Ныркин пошёл было, но тут эта баба из-за решётки стала канючить:
– А меня когда же в туалет сводют?
– Водили тебя, – сказал Ныркин, – часа не прошло. Потерпишь маленько.
– Не буду я терпеть! Вот возьму и напущу на пол.
Ныркин ей сказал добродушно:
– Напустишь – юбкой будешь вытирать.
– Ещё чего! Юбка у меня – шерстяная.
«Господи, – я подумал, – вот баба кошмарная. Как её только земля носит! И ведь это я с нею там окажусь, других же камер нету». Я встал и пошёл опять к барьеру.
– Не поживу я у вас, я лучше в общагу пойду.
– Ну, милый, это уж мне знать, где тебе лучше. Нахулиганил – значит, у нас лучше.
– Нельзя мне, майор. Береговые у меня. Я неделю как с моря…
– Что ж делать, Шалай? Мы, что ли, с Ныркиным стёкла били, покой нарушали трудящихся?
– …и мне завтра по новой в море.

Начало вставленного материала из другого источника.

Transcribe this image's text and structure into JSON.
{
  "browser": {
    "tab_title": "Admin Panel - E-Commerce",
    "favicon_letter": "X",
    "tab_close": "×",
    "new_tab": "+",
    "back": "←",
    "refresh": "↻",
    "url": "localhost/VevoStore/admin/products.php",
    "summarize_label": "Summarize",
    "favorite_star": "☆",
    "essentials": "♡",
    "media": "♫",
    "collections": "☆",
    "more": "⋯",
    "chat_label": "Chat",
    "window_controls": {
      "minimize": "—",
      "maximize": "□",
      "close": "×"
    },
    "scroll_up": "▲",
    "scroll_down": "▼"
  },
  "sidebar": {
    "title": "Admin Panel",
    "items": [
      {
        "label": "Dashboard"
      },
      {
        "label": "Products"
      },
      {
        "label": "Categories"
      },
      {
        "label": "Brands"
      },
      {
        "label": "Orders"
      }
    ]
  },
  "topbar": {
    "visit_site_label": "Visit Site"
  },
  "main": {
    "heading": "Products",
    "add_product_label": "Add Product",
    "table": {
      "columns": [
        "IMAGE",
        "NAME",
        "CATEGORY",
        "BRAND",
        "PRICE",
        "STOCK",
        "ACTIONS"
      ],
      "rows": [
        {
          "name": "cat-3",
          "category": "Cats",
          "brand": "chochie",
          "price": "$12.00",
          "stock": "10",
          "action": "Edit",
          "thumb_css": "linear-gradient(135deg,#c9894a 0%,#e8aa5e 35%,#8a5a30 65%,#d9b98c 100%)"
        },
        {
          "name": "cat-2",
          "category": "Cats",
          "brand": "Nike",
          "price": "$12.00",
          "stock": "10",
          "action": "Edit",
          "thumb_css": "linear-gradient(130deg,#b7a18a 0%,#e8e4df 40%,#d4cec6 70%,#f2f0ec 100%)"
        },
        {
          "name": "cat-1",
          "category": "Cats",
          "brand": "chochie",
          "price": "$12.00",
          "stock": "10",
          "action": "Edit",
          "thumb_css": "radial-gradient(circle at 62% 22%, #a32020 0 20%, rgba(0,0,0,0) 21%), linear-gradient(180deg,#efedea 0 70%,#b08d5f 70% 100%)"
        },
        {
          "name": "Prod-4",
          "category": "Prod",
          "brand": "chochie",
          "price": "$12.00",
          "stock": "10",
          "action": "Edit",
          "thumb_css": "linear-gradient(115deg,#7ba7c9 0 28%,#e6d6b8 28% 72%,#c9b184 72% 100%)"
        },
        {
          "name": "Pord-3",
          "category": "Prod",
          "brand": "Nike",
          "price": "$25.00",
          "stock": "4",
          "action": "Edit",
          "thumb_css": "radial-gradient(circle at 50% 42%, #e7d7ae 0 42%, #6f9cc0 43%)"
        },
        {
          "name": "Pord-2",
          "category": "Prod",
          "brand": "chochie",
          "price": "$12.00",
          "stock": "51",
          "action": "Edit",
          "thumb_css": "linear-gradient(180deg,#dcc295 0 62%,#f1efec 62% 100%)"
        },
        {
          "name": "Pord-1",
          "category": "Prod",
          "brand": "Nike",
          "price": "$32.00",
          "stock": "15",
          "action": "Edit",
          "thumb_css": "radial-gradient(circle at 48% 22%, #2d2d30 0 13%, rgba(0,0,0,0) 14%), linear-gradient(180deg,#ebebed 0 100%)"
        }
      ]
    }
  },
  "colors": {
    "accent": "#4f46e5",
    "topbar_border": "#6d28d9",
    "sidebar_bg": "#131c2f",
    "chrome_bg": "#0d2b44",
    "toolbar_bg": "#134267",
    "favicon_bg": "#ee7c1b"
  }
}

Утром отход. На восемьсот пятнадцатом, можете проверить.
Майор Запылаев бросил свой документ заполнять, вздохнул.
– Ныркин, какой завтра отходит?
– Кто его знает. В диспетчерскую надо звонить.
– Н-да… Тем более, он же не знает, диспетчер, есть там этот Шалай в роли или нет. Кто у тебя капитан?
Я пожал плечами. Капитана я не успел придумать.
– В море, – говорю, – познакомимся.
– Врёт, – сказал Ныркин. – А может, не врёт.
– Ну, а кого-нибудь помнишь? Старпома? Дрифмейстера?
– Штурманов? – баба сказала из-за решётки. – Механиков?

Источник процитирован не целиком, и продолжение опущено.